Mutter fing an, die Kinder in Hirten und Engel und Herbergsgäste
einzuteilen, und schon gab es die ersten Schwierigkeiten.
„Wer waren denn die Hirten?“ wollte Leopold Herdmann wissen. „Wo
kamen die her?“
Olli Herdmann wußte nicht einmal, was Hirten sind.
„Was ist eigentlich eine Herberge?“ fragte Klaus.
„So was Ähnliches wie ein Hotel“, erklärte ihm jemand. „Wo Leute
übernachten können.“
„Was für Leute?“ fragte Klaus. „Jesus?“
„Nicht zu fassen!“ murmelte Alice Wendlaken...
Die Sache war eben die, daß die Herdmanns nicht das Geringste von
der Weihnachtsgeschichte wußten....
Und Mutter sagte, es sei wohl das Beste, zuerst einmal die
Weihnachtsgeschichte aus der Bibel vorzulesen. Das waren langweilige
Aussichten, denn die meisten von uns kannten die ganze Geschichte vorwärts und
rückwärts. Sonst wurde uns immer nur gesagt, wer wir waren und wo wir zu stehen
hatten.“...da machte sich auch Joseph auf, daß er sich schätzen ließe, mit
Maria, seinem vertrauten Weibe, die gesegneten Leibes war...“
„Schwanger!!!“ rief Ralf Herdmann.
Das verursachte ziemliche Unruhe. Die größeren Kinder begannen zu
kichern, und die Kleineren wollten wissen. Was denn so komisch war. Mutter
mußte mit dem Zeigestock auf den Boden klopfen. „Genug, Ralf!“ sagte sie und
las weiter vor...
„Was ist das?“ fragten die Herdmanns immer, wenn sie einen
Ausdruck nicht verstanden, Als Mutter vorlas, daß kein Platz in der Herberge
war, fiel Eugenia die Kinnlade herunter, und sie sprang auf.

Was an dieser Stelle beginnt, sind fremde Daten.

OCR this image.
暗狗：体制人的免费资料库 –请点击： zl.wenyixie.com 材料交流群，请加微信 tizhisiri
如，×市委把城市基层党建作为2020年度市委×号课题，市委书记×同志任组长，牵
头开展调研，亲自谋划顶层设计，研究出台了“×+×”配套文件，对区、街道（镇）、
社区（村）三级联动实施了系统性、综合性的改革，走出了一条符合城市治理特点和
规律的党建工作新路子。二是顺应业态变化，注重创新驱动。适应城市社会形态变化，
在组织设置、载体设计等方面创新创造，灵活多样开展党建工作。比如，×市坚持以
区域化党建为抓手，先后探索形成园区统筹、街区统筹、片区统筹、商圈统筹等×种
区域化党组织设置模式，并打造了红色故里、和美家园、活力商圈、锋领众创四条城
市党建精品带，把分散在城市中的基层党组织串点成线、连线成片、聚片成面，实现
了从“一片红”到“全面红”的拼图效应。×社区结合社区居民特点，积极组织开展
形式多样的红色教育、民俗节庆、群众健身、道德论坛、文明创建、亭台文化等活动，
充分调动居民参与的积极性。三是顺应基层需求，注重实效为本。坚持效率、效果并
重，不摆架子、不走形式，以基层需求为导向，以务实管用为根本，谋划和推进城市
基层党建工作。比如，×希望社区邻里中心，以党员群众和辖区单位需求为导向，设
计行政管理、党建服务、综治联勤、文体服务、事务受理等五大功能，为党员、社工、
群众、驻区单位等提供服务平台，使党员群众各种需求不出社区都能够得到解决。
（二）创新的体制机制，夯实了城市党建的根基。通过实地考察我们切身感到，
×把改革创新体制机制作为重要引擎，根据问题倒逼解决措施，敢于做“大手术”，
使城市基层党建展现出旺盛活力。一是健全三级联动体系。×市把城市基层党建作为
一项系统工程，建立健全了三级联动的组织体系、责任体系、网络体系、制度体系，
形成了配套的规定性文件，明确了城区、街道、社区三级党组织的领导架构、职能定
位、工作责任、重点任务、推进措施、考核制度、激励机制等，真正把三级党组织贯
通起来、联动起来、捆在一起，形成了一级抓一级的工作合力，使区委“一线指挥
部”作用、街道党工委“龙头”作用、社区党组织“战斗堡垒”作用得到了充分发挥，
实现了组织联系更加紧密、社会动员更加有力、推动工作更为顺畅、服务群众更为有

„Verdammt!“ sagte sie. „Nicht mal für Jesus?“... „Naja, also...“
erklärte Mutter. „Niemand wußte, daß das Baby Jesus sein würde.“
„Sie haben gesagt, Maria wußte es“, sagte Ralf. “Warum hat sie es
denen nicht gesagt?“
„Ich hätt’s ihnen gesagt“, rief Eugenia dazwischen. „Mann, denen
hätt ich’s vielleicht gesagt! Was war denn mit Joseph los, warum hat der’s
nicht gesagt? Daß sie schwanger war und das alles.“
„Wie hieß es, wo sie das Baby reingelegt haben?“ fragte Leopold.

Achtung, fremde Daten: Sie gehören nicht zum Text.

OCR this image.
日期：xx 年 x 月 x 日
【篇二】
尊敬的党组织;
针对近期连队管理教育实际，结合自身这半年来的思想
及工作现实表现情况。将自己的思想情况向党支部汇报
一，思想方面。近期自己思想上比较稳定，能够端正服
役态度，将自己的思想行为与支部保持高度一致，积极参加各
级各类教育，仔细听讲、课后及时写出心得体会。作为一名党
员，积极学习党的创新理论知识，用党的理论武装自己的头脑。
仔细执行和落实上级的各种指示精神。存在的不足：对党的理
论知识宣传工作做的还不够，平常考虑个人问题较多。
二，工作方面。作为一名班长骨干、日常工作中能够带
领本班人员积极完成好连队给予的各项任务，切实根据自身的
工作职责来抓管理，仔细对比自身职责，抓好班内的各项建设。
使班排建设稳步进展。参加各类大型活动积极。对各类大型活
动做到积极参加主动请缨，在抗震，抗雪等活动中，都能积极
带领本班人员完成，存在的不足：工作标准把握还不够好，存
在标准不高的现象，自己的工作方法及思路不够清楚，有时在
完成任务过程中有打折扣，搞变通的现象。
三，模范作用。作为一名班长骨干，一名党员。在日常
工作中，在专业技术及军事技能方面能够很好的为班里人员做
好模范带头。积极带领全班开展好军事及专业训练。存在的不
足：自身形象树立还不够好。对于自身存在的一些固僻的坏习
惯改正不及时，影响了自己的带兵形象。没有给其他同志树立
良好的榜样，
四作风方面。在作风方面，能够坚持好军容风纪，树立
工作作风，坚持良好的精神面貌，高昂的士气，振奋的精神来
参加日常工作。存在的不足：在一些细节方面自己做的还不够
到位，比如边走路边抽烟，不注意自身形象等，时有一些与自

„Diese Krippe..., ist das so ‚ne Art Bett? Warum hatten die denn ein Bett im
Stall?“
„Das ist es ja gerade“, sagte Mutter. „Sie hatten eben kein Bett
im Stall. Also mußten Maria und Joseph das nehmen, was sie dort vorfanden. Was
würdest du denn tun, wenn du ein kleines Baby hättest und kein Bett, um es
hineinzulegen?“
„Wir haben Hedwig in eine Schreibtischschublade gelegt“, erklärte
Eugenia.
„Siehst du“, sagte Mutter und zuckte ein bißchen zusammen. „Ihr
habt kein Bett für Hedwig gehabt und habt deswegen auch etwas anderes nehmen
müssen.“
„Och, wir hatten schon eins“, sagte Ralf. „Aber Olli war noch drin
und wollte nicht raus. Er mochte Hedwig nicht.“ Er puffte Olli in die Seite.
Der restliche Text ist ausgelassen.